I Remember The Day A President Died.

 

President Kennedy, the First Lady, and Governor Connally depart Love Field for a date with an assassin in Dallas.
President Kennedy, the First Lady, and Governor Connally depart Love Field for a date with an assassin in downtown Dallas. Photo Credit: Sixth Floor Museum at Dealey Plaza 

 

I remember exactly where I was when I heard the news.

And so do you if you are old enough to have been alive when our world of innocence and ignorance was shattered by three gunshots.

It seems like yesterday.

Or the day before.

A sniper’s rifle fired.

Three shots struck a President.

We were told they came from the Texas Schoolbook Depository Building.

Sixth floor.

Open window.

Maybe they did.

Maybe we’ll never know for sure.

But a President lay wounded in his limousine.

A President lay dying.

And nothing would ever be quite the same again.

I was a student at The University of Texas in Austin and, fifty years ago today, had just walked into my Economics class after lunch.

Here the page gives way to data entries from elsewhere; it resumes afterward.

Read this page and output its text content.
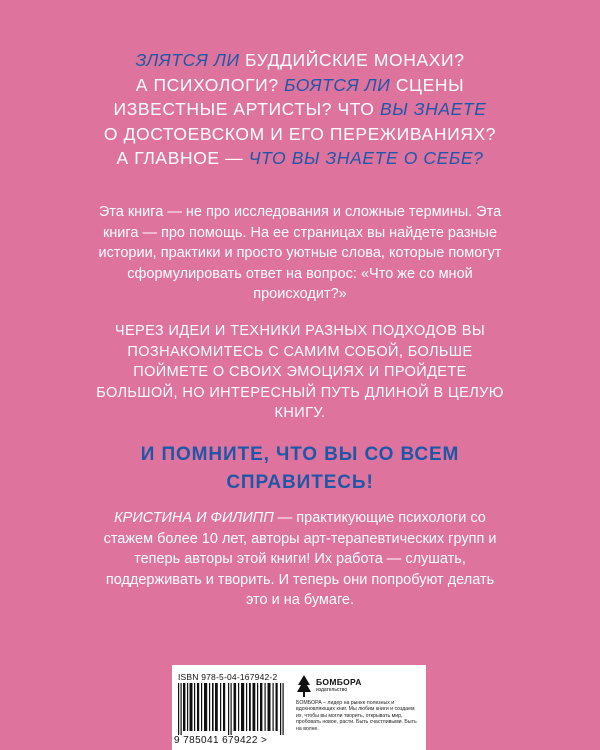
ЗЛЯТСЯ ЛИ БУДДИЙСКИЕ МОНАХИ?
А ПСИХОЛОГИ? БОЯТСЯ ЛИ СЦЕНЫ
ИЗВЕСТНЫЕ АРТИСТЫ? ЧТО ВЫ ЗНАЕТЕ
О ДОСТОЕВСКОМ И ЕГО ПЕРЕЖИВАНИЯХ?
А ГЛАВНОЕ — ЧТО ВЫ ЗНАЕТЕ О СЕБЕ?
Эта книга — не про исследования и сложные термины. Эта книга — про помощь. На ее страницах вы найдете разные истории, практики и просто уютные слова, которые помогут сформулировать ответ на вопрос: «Что же со мной происходит?»
ЧЕРЕЗ ИДЕИ И ТЕХНИКИ РАЗНЫХ ПОДХОДОВ ВЫ ПОЗНАКОМИТЕСЬ С САМИМ СОБОЙ, БОЛЬШЕ ПОЙМЕТЕ О СВОИХ ЭМОЦИЯХ И ПРОЙДЕТЕ БОЛЬШОЙ, НО ИНТЕРЕСНЫЙ ПУТЬ ДЛИНОЙ В ЦЕЛУЮ КНИГУ.
И ПОМНИТЕ, ЧТО ВЫ СО ВСЕМ
СПРАВИТЕСЬ!
КРИСТИНА И ФИЛИПП — практикующие психологи со стажем более 10 лет, авторы арт-терапевтических групп и теперь авторы этой книги! Их работа — слушать, поддерживать и творить. И теперь они попробуют делать это и на бумаге.
ISBN 978-5-04-167942-2
9 785041 679422 >
БОМБОРА
издательство
БОМБОРА – лидер на рынке полезных и вдохновляющих книг. Мы любим книги и создаем их, чтобы вы могли творить, открывать мир, пробовать новое, расти. Быть счастливыми. Быть на волне.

The professor, a young lion with liberal bearings who had convinced me to become as liberal as he was, sat on a table in front of the room.

White shirt.

Black tie.

Open collar.

He wore a strange look on his face.

“The President’s been shot,” he said.

We didn’t have to ask where.

We knew he was in Dallas.

Damn.

Why did it have to happen in Texas?

Damn.

Why did it have to happen at all?

Being a journalism major, I immediately left Economics and headed toward the offices of The Daily Texan. We would all have a long day and a longer night.

For the morning’s special edition, I wrote:

“Friday afternoon, a nation came to grief. President John F. Kennedy was dead.

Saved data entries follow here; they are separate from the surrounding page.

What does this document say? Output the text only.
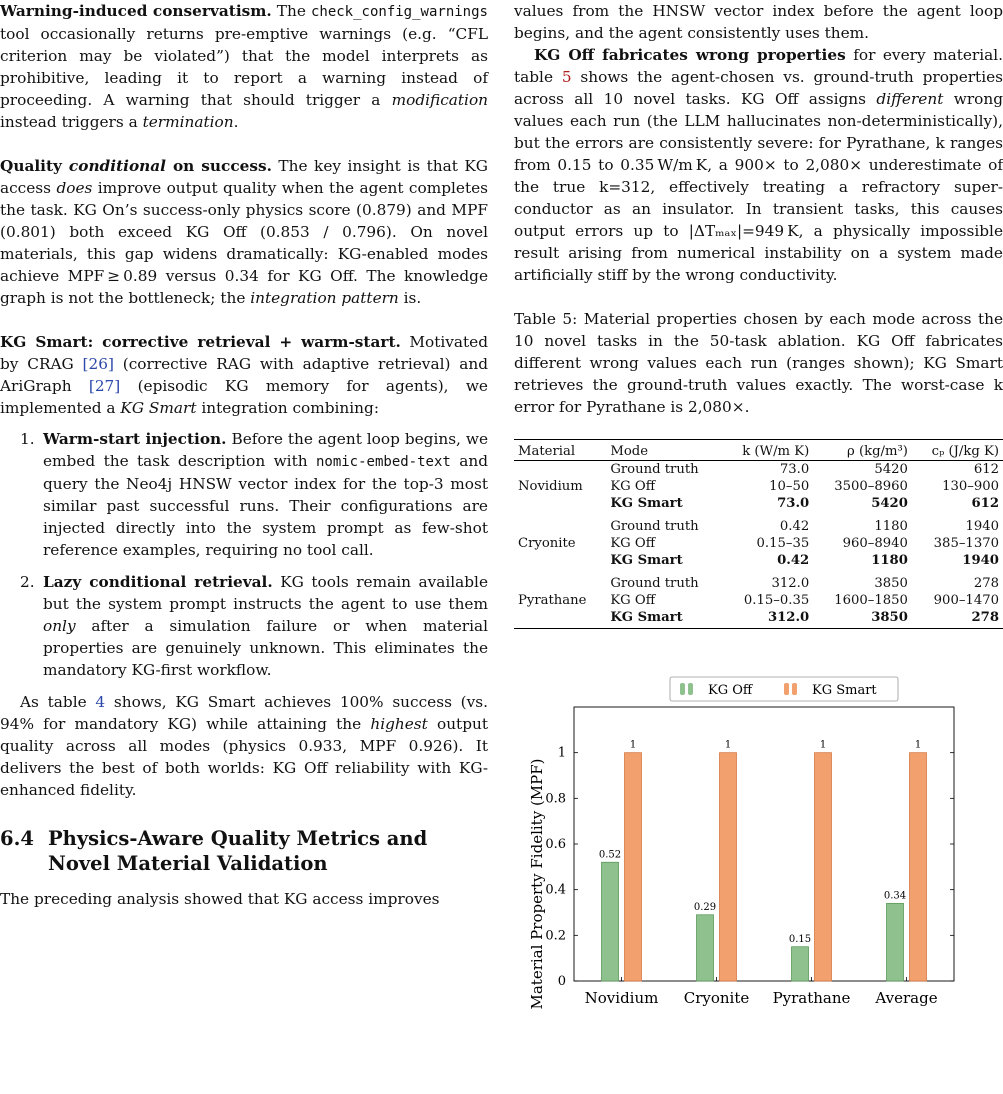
Warning-induced conservatism. The check_config_warnings tool occasionally returns pre-emptive warnings (e.g. “CFL criterion may be violated”) that the model interprets as prohibitive, leading it to report a warning instead of proceeding. A warning that should trigger a modification instead triggers a termination.

Quality conditional on success. The key insight is that KG access does improve output quality when the agent completes the task. KG On’s success-only physics score (0.879) and MPF (0.801) both exceed KG Off (0.853 / 0.796). On novel materials, this gap widens dramatically: KG-enabled modes achieve MPF ≥ 0.89 versus 0.34 for KG Off. The knowledge graph is not the bottleneck; the integration pattern is.

KG Smart: corrective retrieval + warm-start. Motivated by CRAG [26] (corrective RAG with adaptive retrieval) and AriGraph [27] (episodic KG memory for agents), we implemented a KG Smart integration combining:

1. Warm-start injection. Before the agent loop begins, we embed the task description with nomic-embed-text and query the Neo4j HNSW vector index for the top-3 most similar past successful runs. Their configurations are injected directly into the system prompt as few-shot reference examples, requiring no tool call.
2. Lazy conditional retrieval. KG tools remain available but the system prompt instructs the agent to use them only after a simulation failure or when material properties are genuinely unknown. This eliminates the mandatory KG-first workflow.

As table 4 shows, KG Smart achieves 100% success (vs. 94% for mandatory KG) while attaining the highest output quality across all modes (physics 0.933, MPF 0.926). It delivers the best of both worlds: KG Off reliability with KG-enhanced fidelity.

6.4 Physics-Aware Quality Metrics and Novel Material Validation

The preceding analysis showed that KG access improves

values from the HNSW vector index before the agent loop begins, and the agent consistently uses them.

KG Off fabricates wrong properties for every material. table 5 shows the agent-chosen vs. ground-truth properties across all 10 novel tasks. KG Off assigns different wrong values each run (the LLM hallucinates non-deterministically), but the errors are consistently severe: for Pyrathane, k ranges from 0.15 to 0.35 W/m K, a 900× to 2,080× underestimate of the true k=312, effectively treating a refractory super-conductor as an insulator. In transient tasks, this causes output errors up to |ΔTₘₐₓ|=949 K, a physically impossible result arising from numerical instability on a system made artificially stiff by the wrong conductivity.

Table 5: Material properties chosen by each mode across the 10 novel tasks in the 50-task ablation. KG Off fabricates different wrong values each run (ranges shown); KG Smart retrieves the ground-truth values exactly. The worst-case k error for Pyrathane is 2,080×.

Material	Mode	k (W/m K)	ρ (kg/m³)	cₚ (J/kg K)
	Ground truth	73.0	5420	612
Novidium	KG Off	10–50	3500–8960	130–900
	KG Smart	73.0	5420	612
	Ground truth	0.42	1180	1940
Cryonite	KG Off	0.15–35	960–8940	385–1370
	KG Smart	0.42	1180	1940
	Ground truth	312.0	3850	278
Pyrathane	KG Off	0.15–0.35	1600–1850	900–1470
	KG Smart	312.0	3850	278
0
0.2
0.4
0.6
0.8
1
Novidium
0.52
1
Cryonite
0.29
1
Pyrathane
0.15
1
Average
0.34
1
KG Off	KG Smart
Material Property Fidelity (MPF)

“At 2:10 p.m., the American flag, waving only limply in a slight southerly breeze on the University’s Main Mall, was slowly lowered to half mast. Moments later, the Texas flag was lowered.

“Heads were bowed. There as no sound. In a freshman English class, a girl glanced out the window and cried, ‘Oh, no, the flags are down. He’s dead.’

“Throughout the early afternoon, students had gathered tightly around parked automobiles straining to catch brief announcements of the incident from between splotches of radio static. Others were grouped around portable radios. Some stood alone.

“For a few, there were tears.”

The quotes I gathered would remain with me forever.

Said Ruth Garcia, a sophomore: “President Kennedy was everything I stood for as far as his policies were concerned. I’m extremely shocked, I didn’t realize such a tragedy could happen in this most civilized country.”

Tom Whitaker, a freshman, spoke for the majority when he told me, “This is the biggest shock the country has had since the war. I don’t know about the others, but it scared the hell out of me.”

Gail Beck, a junior, admitted, “I just felt lost. I felt like something had, well, cut loose inside of me.”

And Betty Klingman, a freshman, pointed out, “When I heard about the President’s death, I just went to my room. I felt kind of sick. I don’t understand. It just doesn’t make sense.”

She was right.

It didn’t.

For my story, Dr. H. M. MacDonald, professor of government, predicted, “Not only domestic history but international history will now be remade.”

Dr. A. R. Lewis, professor of history, astutely observed, “Much of the country’s opinion and reaction, will depend on the assassin and which wing he’s with.”

And Michel Dassonville, an assistant professor of Romantic Languages, said, “It’s awful. If the same thing happened in France, it would be less a surprise. But they are prepared for accidents. There was no reason. It must have been a crazy man.”

Or a patsy.

Or someone hired by a crazy man.

As I concluded in the article:

“And with the playing of retreat and taps by a quintet of trumpets from the Longhorn Band, the flags were lowered at the University.

“And the sun set in Austin.”

For many of us, it would be a long time rising.